CloudWatch Logs Insights and Alarm Design Prompt
Write precise CloudWatch Logs Insights queries to find the signal in noisy logs, then design alarms that page on real problems without flapping.
- Target user
- SRE and observability engineers using CloudWatch on AWS
- Difficulty
- Intermediate
- Tools
- Claude, ChatGPT, Cursor
The prompt
You are a senior observability engineer. You write Logs Insights queries that parse and aggregate to isolate signal, and you design alarms around a symptom users feel — not around a raw count that flaps. I will provide: - Sample log lines and their format (JSON, plain, ALB/VPC flow): [LOG_SAMPLES] - What I am trying to find or alert on: [GOAL] - The metric or pattern that indicates a real problem, and current alarm pain if any (flapping, missed incidents): [SIGNAL_AND_PAIN] Do the following, numbered: 1. Write a Logs Insights query using the right commands for the goal: `parse`/`fields` to extract, `filter` to narrow, `stats ... by bin()` to aggregate over time, `sort` and `limit`. Explain each clause. If the logs are JSON, use the `@`/dot field access correctly. 2. Iterate toward the signal: show a first query to characterize the data (e.g. counts by status/error type), then a refined query that isolates the specific condition in [GOAL], such as error rate per minute or p99 latency from a parsed duration field. 3. Design the alarm around a user-facing symptom: choose the metric (a metric filter from logs, or an existing metric), the statistic, the period, and the threshold. Set `EvaluationPeriods`/`DatapointsToAlarm` so transient blips don't page, and decide `TreatMissingData` deliberately. 4. Avoid flapping and false silence: prefer a rate or percentage over a raw count when traffic varies, use multiple datapoints, and consider a composite alarm so a single noisy signal doesn't page alone. Output as: (a) the characterize query, (b) the refined signal query with each clause explained, (c) the alarm definition (metric, statistic, period, threshold, evaluation/datapoints, missing-data handling) with the rationale, (d) one tuning note for after it runs in production. Validate the query against the real log group before wiring an alarm to it. Never set an alarm to a raw absolute count on traffic-dependent data, and never wire a new alarm straight to a paging action without first running it in a non-paging or dashboard-only mode to confirm it fires correctly.
Why this prompt works
CloudWatch logs are firehoses, and the difference between a useful Logs Insights query and a useless one is precision in the parse, filter, and stats ... by bin() pipeline. Engineers often write one giant query and get either an unreadable dump or a number with no time context. This prompt builds the query in two passes — first characterize the data, then isolate the exact signal — which mirrors how an experienced operator actually narrows a search and produces a query you can read clause by clause.

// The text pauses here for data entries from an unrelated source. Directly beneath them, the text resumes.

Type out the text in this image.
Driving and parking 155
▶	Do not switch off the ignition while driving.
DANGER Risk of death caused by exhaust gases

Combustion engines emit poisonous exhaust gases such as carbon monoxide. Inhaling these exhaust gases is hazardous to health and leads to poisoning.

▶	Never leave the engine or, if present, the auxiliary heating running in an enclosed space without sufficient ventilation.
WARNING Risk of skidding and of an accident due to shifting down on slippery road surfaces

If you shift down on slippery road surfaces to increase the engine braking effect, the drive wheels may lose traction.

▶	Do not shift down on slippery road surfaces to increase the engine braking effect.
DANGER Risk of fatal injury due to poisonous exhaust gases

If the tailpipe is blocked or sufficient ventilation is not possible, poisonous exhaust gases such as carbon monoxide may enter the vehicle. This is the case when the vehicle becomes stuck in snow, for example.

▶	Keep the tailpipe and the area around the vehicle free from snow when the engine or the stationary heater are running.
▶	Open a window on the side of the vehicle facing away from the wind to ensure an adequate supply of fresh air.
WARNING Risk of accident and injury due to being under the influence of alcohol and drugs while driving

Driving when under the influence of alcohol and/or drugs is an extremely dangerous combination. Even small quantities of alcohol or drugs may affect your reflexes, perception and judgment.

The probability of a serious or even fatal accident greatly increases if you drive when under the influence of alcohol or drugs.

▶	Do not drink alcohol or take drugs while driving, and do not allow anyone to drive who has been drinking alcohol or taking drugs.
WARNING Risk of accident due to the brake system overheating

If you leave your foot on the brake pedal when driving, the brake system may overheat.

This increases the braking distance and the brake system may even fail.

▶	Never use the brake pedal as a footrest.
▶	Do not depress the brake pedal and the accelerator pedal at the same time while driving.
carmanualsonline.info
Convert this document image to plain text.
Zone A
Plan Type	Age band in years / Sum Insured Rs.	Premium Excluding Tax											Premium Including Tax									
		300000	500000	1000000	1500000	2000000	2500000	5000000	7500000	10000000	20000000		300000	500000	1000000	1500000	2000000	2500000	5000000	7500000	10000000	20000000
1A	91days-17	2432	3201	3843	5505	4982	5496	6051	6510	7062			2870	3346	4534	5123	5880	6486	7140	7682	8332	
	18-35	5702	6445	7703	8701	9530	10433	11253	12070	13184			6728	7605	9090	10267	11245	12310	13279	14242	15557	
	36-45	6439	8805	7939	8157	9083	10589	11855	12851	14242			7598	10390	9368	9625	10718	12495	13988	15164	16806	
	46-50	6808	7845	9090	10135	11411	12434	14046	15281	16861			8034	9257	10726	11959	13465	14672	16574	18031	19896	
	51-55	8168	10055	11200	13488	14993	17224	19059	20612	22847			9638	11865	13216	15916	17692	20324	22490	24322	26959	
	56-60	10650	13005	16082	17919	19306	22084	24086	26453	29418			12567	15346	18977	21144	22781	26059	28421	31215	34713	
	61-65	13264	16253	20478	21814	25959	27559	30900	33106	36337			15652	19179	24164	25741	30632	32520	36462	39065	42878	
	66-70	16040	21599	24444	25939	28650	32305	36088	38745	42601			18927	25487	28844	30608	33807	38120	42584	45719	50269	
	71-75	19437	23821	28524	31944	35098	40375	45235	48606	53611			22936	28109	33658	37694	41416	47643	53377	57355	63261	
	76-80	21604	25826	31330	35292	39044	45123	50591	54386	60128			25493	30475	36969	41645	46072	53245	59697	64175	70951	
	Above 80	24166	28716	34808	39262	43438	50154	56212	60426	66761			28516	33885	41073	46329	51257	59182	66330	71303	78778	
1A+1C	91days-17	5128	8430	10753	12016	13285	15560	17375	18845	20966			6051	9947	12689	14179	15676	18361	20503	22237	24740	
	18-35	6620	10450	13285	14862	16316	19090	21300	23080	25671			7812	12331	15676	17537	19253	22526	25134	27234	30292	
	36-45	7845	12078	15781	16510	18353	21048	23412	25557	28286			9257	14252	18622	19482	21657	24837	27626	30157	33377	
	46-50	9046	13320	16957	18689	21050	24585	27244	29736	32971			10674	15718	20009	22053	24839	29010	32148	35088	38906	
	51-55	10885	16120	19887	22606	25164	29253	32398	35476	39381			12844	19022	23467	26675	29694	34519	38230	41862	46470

Alarm design is where good intentions become pager fatigue. The most common failure is alarming on a raw absolute count: a threshold of “100 errors” that is fine at peak traffic and a false page at 3am when volume is low, or vice versa. By steering toward rates and percentages, multiple datapoints, and deliberate TreatMissingData handling, the prompt produces alarms that track a symptom users actually feel rather than an arbitrary count that flaps with traffic.

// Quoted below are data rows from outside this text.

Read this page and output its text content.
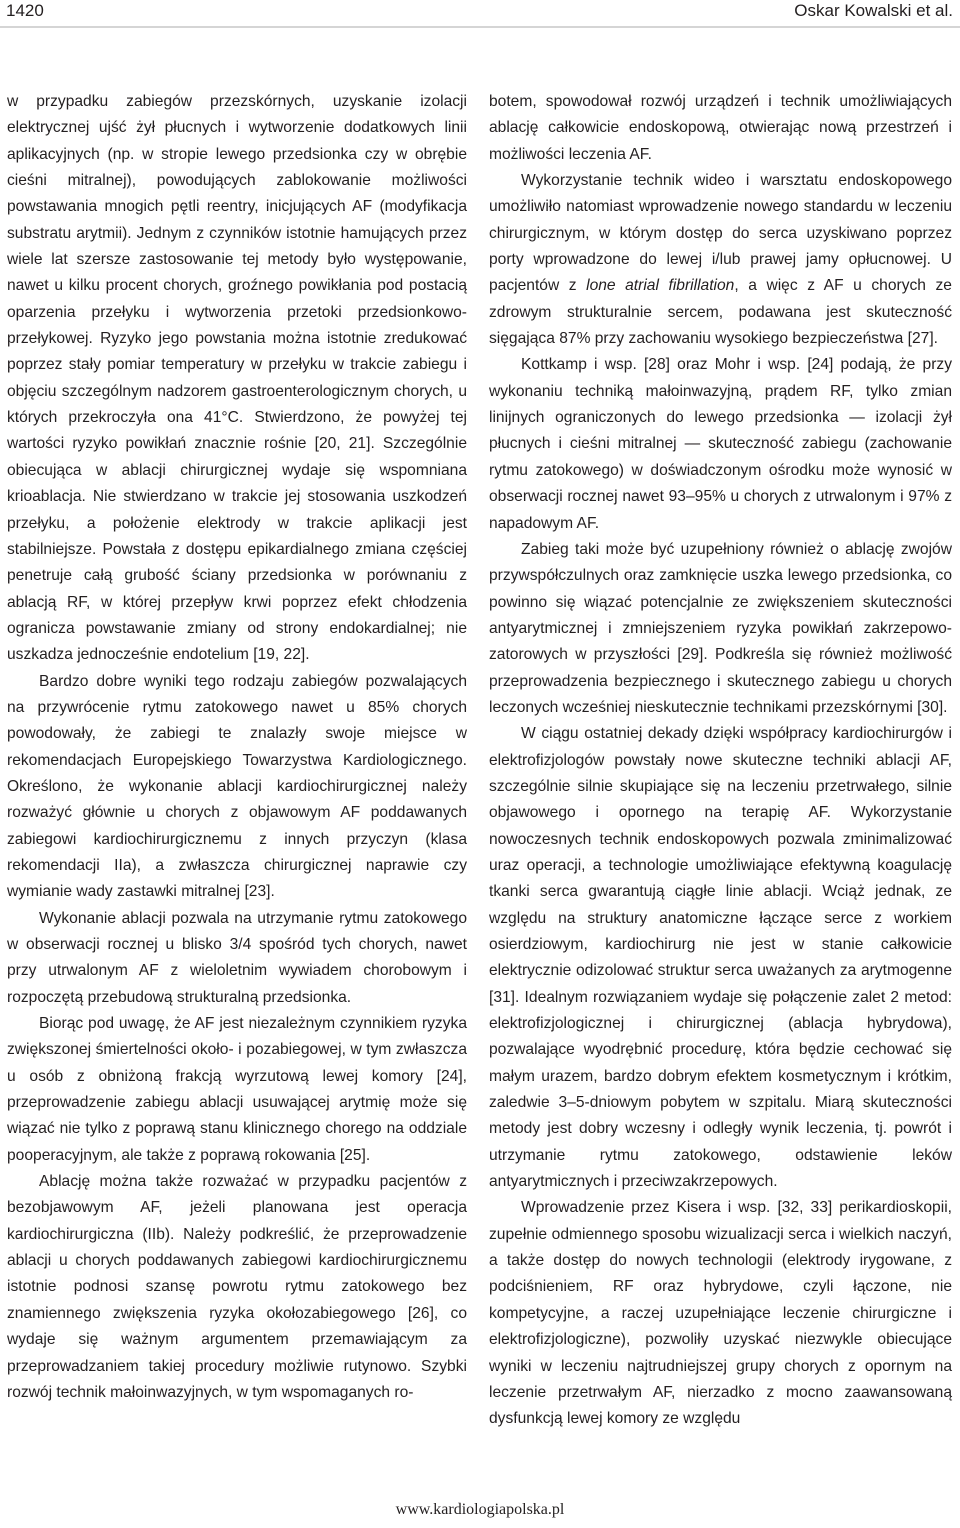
1420	Oskar Kowalski et al.

w przypadku zabiegów przezskórnych, uzyskanie izolacji elektrycznej ujść żył płucnych i wytworzenie dodatkowych linii aplikacyjnych (np. w stropie lewego przedsionka czy w obrębie cieśni mitralnej), powodujących zablokowanie możliwości powstawania mnogich pętli reentry, inicjujących AF (modyfikacja substratu arytmii). Jednym z czynników istotnie hamujących przez wiele lat szersze zastosowanie tej metody było występowanie, nawet u kilku procent chorych, groźnego powikłania pod postacią oparzenia przełyku i wytworzenia przetoki przedsionkowo-przełykowej. Ryzyko jego powstania można istotnie zredukować poprzez stały pomiar temperatury w przełyku w trakcie zabiegu i objęciu szczególnym nadzorem gastroenterologicznym chorych, u których przekroczyła ona 41°C. Stwierdzono, że powyżej tej wartości ryzyko powikłań znacznie rośnie [20, 21]. Szczególnie obiecująca w ablacji chirurgicznej wydaje się wspomniana krioablacja. Nie stwierdzano w trakcie jej stosowania uszkodzeń przełyku, a położenie elektrody w trakcie aplikacji jest stabilniejsze. Powstała z dostępu epikardialnego zmiana częściej penetruje całą grubość ściany przedsionka w porównaniu z ablacją RF, w której przepływ krwi poprzez efekt chłodzenia ogranicza powstawanie zmiany od strony endokardialnej; nie uszkadza jednocześnie endotelium [19, 22].

Bardzo dobre wyniki tego rodzaju zabiegów pozwalających na przywrócenie rytmu zatokowego nawet u 85% chorych powodowały, że zabiegi te znalazły swoje miejsce w rekomendacjach Europejskiego Towarzystwa Kardiologicznego. Określono, że wykonanie ablacji kardiochirurgicznej należy rozważyć głównie u chorych z objawowym AF poddawanych zabiegowi kardiochirurgicznemu z innych przyczyn (klasa rekomendacji IIa), a zwłaszcza chirurgicznej naprawie czy wymianie wady zastawki mitralnej [23].

Wykonanie ablacji pozwala na utrzymanie rytmu zatokowego w obserwacji rocznej u blisko 3/4 spośród tych chorych, nawet przy utrwalonym AF z wieloletnim wywiadem chorobowym i rozpoczętą przebudową strukturalną przedsionka.

Biorąc pod uwagę, że AF jest niezależnym czynnikiem ryzyka zwiększonej śmiertelności około- i pozabiegowej, w tym zwłaszcza u osób z obniżoną frakcją wyrzutową lewej komory [24], przeprowadzenie zabiegu ablacji usuwającej arytmię może się wiązać nie tylko z poprawą stanu klinicznego chorego na oddziale pooperacyjnym, ale także z poprawą rokowania [25].

Ablację można także rozważać w przypadku pacjentów z bezobjawowym AF, jeżeli planowana jest operacja kardiochirurgiczna (IIb). Należy podkreślić, że przeprowadzenie ablacji u chorych poddawanych zabiegowi kardiochirurgicznemu istotnie podnosi szansę powrotu rytmu zatokowego bez znamiennego zwiększenia ryzyka okołozabiegowego [26], co wydaje się ważnym argumentem przemawiającym za przeprowadzaniem takiej procedury możliwie rutynowo. Szybki rozwój technik małoinwazyjnych, w tym wspomaganych ro-

botem, spowodował rozwój urządzeń i technik umożliwiających ablację całkowicie endoskopową, otwierając nową przestrzeń i możliwości leczenia AF.

Wykorzystanie technik wideo i warsztatu endoskopowego umożliwiło natomiast wprowadzenie nowego standardu w leczeniu chirurgicznym, w którym dostęp do serca uzyskiwano poprzez porty wprowadzone do lewej i/lub prawej jamy opłucnowej. U pacjentów z lone atrial fibrillation, a więc z AF u chorych ze zdrowym strukturalnie sercem, podawana jest skuteczność sięgająca 87% przy zachowaniu wysokiego bezpieczeństwa [27].

Kottkamp i wsp. [28] oraz Mohr i wsp. [24] podają, że przy wykonaniu techniką małoinwazyjną, prądem RF, tylko zmian linijnych ograniczonych do lewego przedsionka — izolacji żył płucnych i cieśni mitralnej — skuteczność zabiegu (zachowanie rytmu zatokowego) w doświadczonym ośrodku może wynosić w obserwacji rocznej nawet 93–95% u chorych z utrwalonym i 97% z napadowym AF.

Zabieg taki może być uzupełniony również o ablację zwojów przywspółczulnych oraz zamknięcie uszka lewego przedsionka, co powinno się wiązać potencjalnie ze zwiększeniem skuteczności antyarytmicznej i zmniejszeniem ryzyka powikłań zakrzepowo-zatorowych w przyszłości [29]. Podkreśla się również możliwość przeprowadzenia bezpiecznego i skutecznego zabiegu u chorych leczonych wcześniej nieskutecznie technikami przezskórnymi [30].

W ciągu ostatniej dekady dzięki współpracy kardiochirurgów i elektrofizjologów powstały nowe skuteczne techniki ablacji AF, szczególnie silnie skupiające się na leczeniu przetrwałego, silnie objawowego i opornego na terapię AF. Wykorzystanie nowoczesnych technik endoskopowych pozwala zminimalizować uraz operacji, a technologie umożliwiające efektywną koagulację tkanki serca gwarantują ciągłe linie ablacji. Wciąż jednak, ze względu na struktury anatomiczne łączące serce z workiem osierdziowym, kardiochirurg nie jest w stanie całkowicie elektrycznie odizolować struktur serca uważanych za arytmogenne [31]. Idealnym rozwiązaniem wydaje się połączenie zalet 2 metod: elektrofizjologicznej i chirurgicznej (ablacja hybrydowa), pozwalające wyodrębnić procedurę, która będzie cechować się małym urazem, bardzo dobrym efektem kosmetycznym i krótkim, zaledwie 3–5-dniowym pobytem w szpitalu. Miarą skuteczności metody jest dobry wczesny i odległy wynik leczenia, tj. powrót i utrzymanie rytmu zatokowego, odstawienie leków antyarytmicznych i przeciwzakrzepowych.

Wprowadzenie przez Kisera i wsp. [32, 33] perikardioskopii, zupełnie odmiennego sposobu wizualizacji serca i wielkich naczyń, a także dostęp do nowych technologii (elektrody irygowane, z podciśnieniem, RF oraz hybrydowe, czyli łączone, nie kompetycyjne, a raczej uzupełniające leczenie chirurgiczne i elektrofizjologiczne), pozwoliły uzyskać niezwykle obiecujące wyniki w leczeniu najtrudniejszej grupy chorych z opornym na leczenie przetrwałym AF, nierzadko z mocno zaawansowaną dysfunkcją lewej komory ze względu

www.kardiologiapolska.pl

The cost and rollout guardrails reflect two real CloudWatch traps. Logs Insights bills by bytes scanned, so an unbounded query over a large log group is both slow and expensive — hence the insistence on a tight time range and an early filter. And a fresh alarm wired straight to paging can either storm on-call or, with the wrong missing-data setting, stay silent during a real outage. Running it dashboard-only first and confirming it fires on a known-bad window keeps the engineer in control before it ever pages anyone.